Après la vente de ses activités en Italie et en Espagne en 2024 et en 2025, puis plus tôt cette année celle de sa joint-venture avec Liberty Global aux Pays-Bas, Vodafone se reconcentre sur son marché domestique.

La semaine dernière, l'opérateur consolidait sa position au Royaume-Uni avec le rachat de la participation de 49 % détenue par CK Hutchison au capital de Three, avec lequel Vodafone avait fusionné l'an passé.
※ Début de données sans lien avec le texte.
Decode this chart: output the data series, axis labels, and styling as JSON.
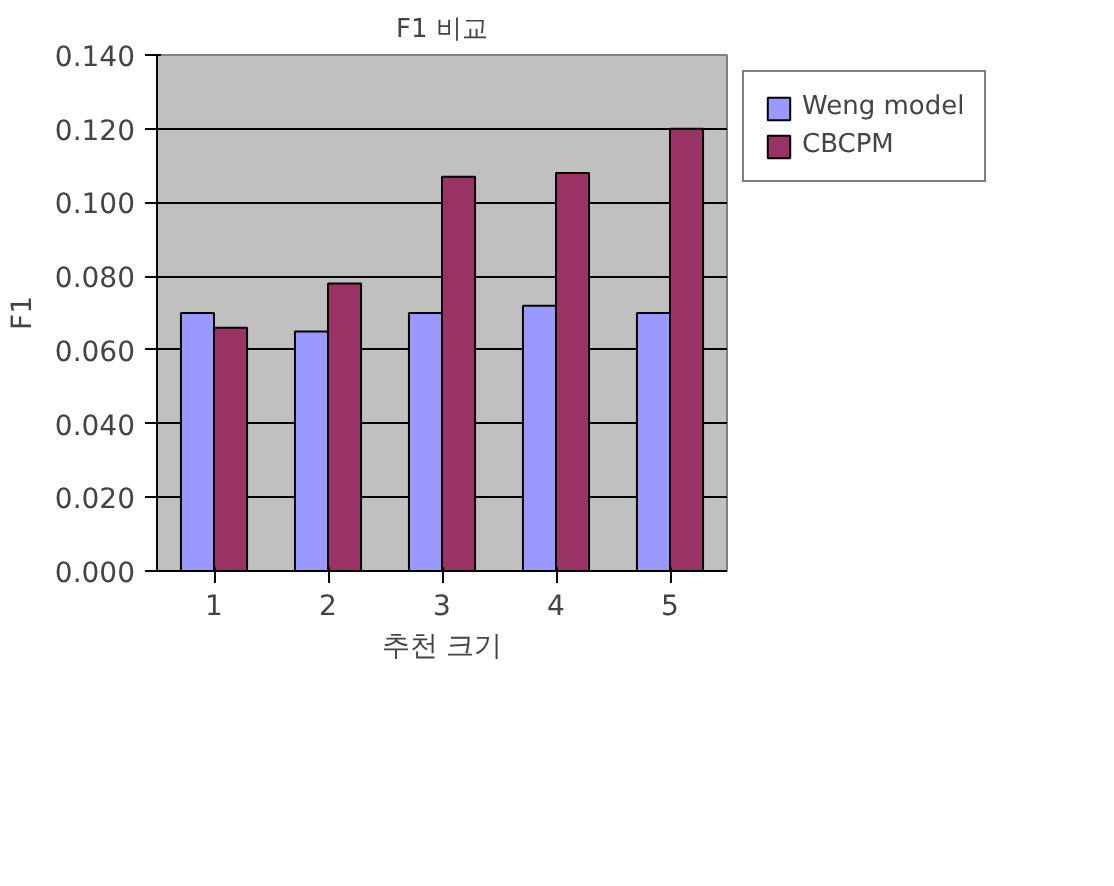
{
  "chart_data": {
    "type": "bar",
    "title": "F1 비교",
    "xlabel": "추천 크기",
    "ylabel": "F1",
    "categories": [
      "1",
      "2",
      "3",
      "4",
      "5"
    ],
    "series": [
      {
        "name": "Weng model",
        "color": "#9999ff",
        "values": [
          0.07,
          0.065,
          0.07,
          0.072,
          0.07
        ]
      },
      {
        "name": "CBCPM",
        "color": "#993366",
        "values": [
          0.066,
          0.078,
          0.107,
          0.108,
          0.12
        ]
      }
    ],
    "ylim": [
      0,
      0.14
    ],
    "yticks": [
      {
        "value": 0,
        "label": "0.000"
      },
      {
        "value": 0.02,
        "label": "0.020"
      },
      {
        "value": 0.04,
        "label": "0.040"
      },
      {
        "value": 0.06,
        "label": "0.060"
      },
      {
        "value": 0.08,
        "label": "0.080"
      },
      {
        "value": 0.1,
        "label": "0.100"
      },
      {
        "value": 0.12,
        "label": "0.120"
      },
      {
        "value": 0.14,
        "label": "0.140"
      }
    ],
    "grid": "y",
    "legend": "right"
  }
}
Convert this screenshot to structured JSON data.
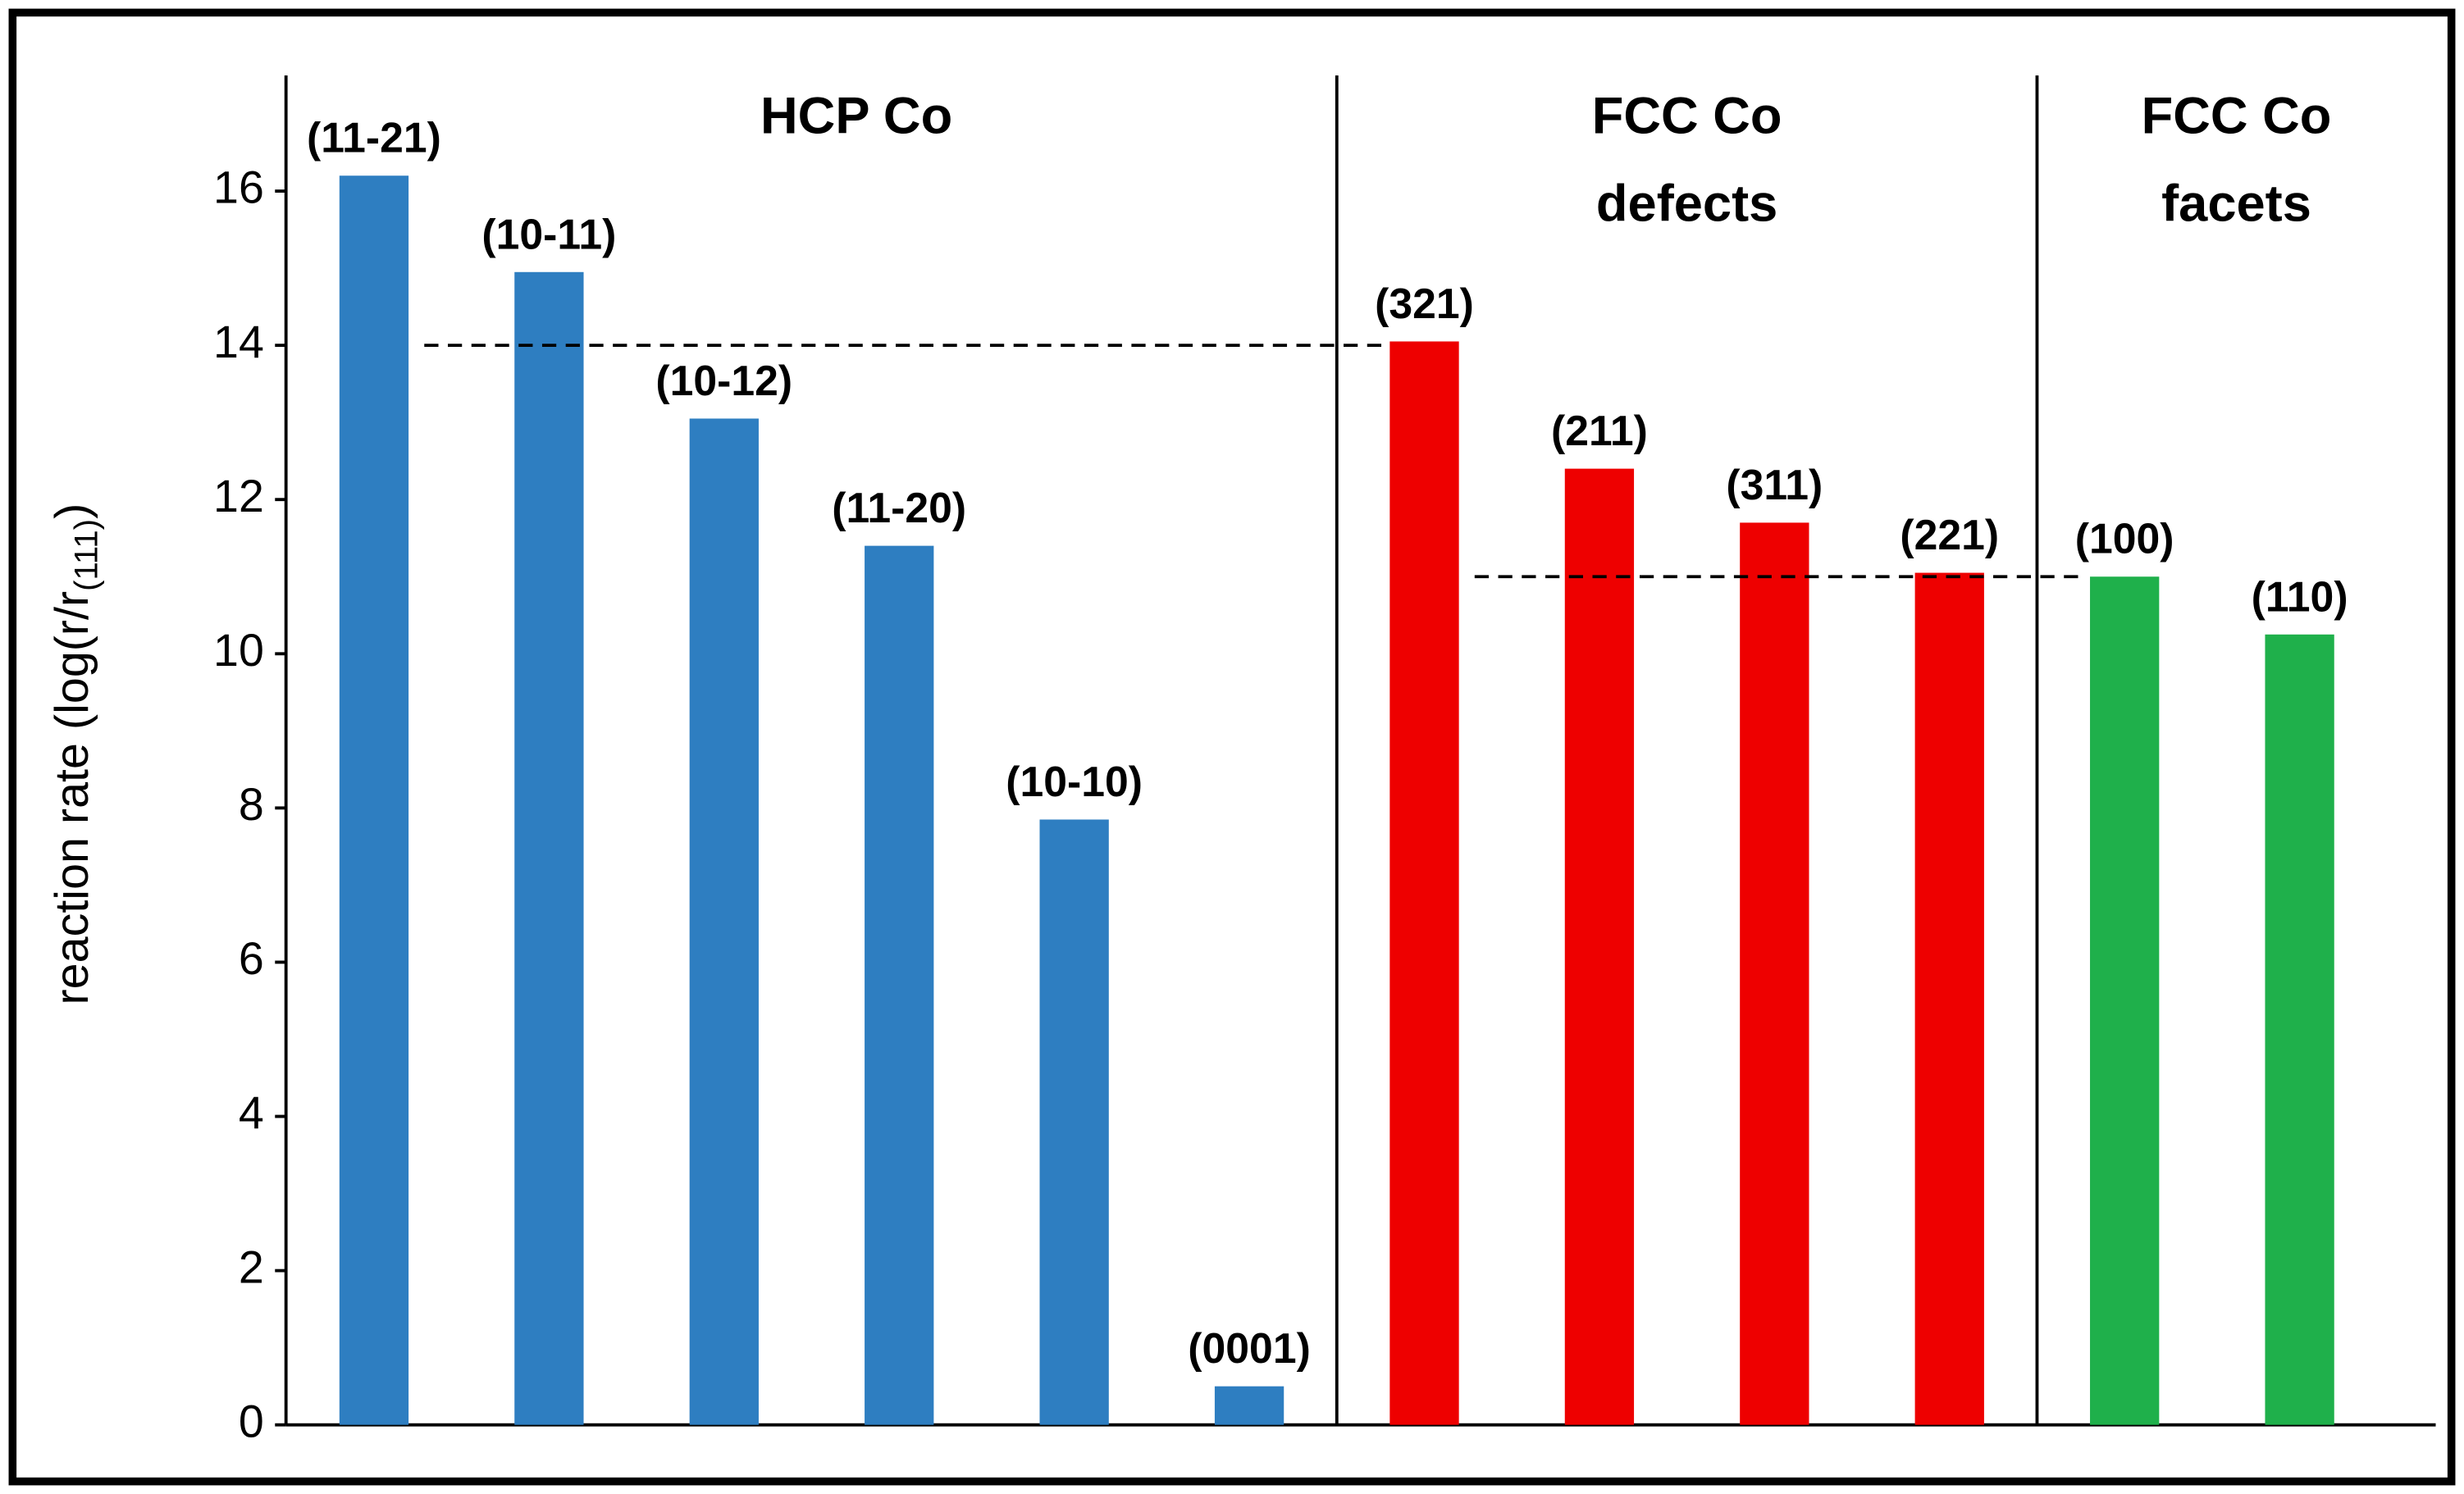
{
  "chart_data": {
    "type": "bar",
    "ylabel": "reaction rate (log(r/r",
    "ylabel_subscript": "(111)",
    "ylabel_suffix": ")",
    "categories": [
      "(11-21)",
      "(10-11)",
      "(10-12)",
      "(11-20)",
      "(10-10)",
      "(0001)",
      "(321)",
      "(211)",
      "(311)",
      "(221)",
      "(100)",
      "(110)"
    ],
    "values": [
      16.2,
      14.95,
      13.05,
      11.4,
      7.85,
      0.5,
      14.05,
      12.4,
      11.7,
      11.05,
      11.0,
      10.25
    ],
    "colors": [
      "#2e7ec1",
      "#2e7ec1",
      "#2e7ec1",
      "#2e7ec1",
      "#2e7ec1",
      "#2e7ec1",
      "#ee0000",
      "#ee0000",
      "#ee0000",
      "#ee0000",
      "#1fb04b",
      "#1fb04b"
    ],
    "groups": [
      {
        "label": [
          "HCP Co"
        ]
      },
      {
        "label": [
          "FCC Co",
          "defects"
        ]
      },
      {
        "label": [
          "FCC Co",
          "facets"
        ]
      }
    ],
    "reference_lines": [
      {
        "value": 14
      },
      {
        "value": 11
      }
    ],
    "ylim": [
      0,
      17.5
    ],
    "yticks": [
      0,
      2,
      4,
      6,
      8,
      10,
      12,
      14,
      16
    ],
    "grid": false
  }
}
Des économies d'échelle supplémentaires sont au menu.

Quand la directrice générale Margherita Della Valle a pris son poste en avril 2023, Vodafone, pour citer la formule bien trouvée d'un de nos confrères du Financial Times, donnait l'impression d'être présent partout mais dominant nulle part.

Dès 2023, la fin de cette stratégie de dispersion et la reconcentration du groupe sur ses meilleurs actifs avaient été accueillies positivement par notre équipe d'analystes. Voir à ce sujet Vodafone Group Plc : Un pas dans la bonne direction, publié à l'époque dans ces mêmes colonnes.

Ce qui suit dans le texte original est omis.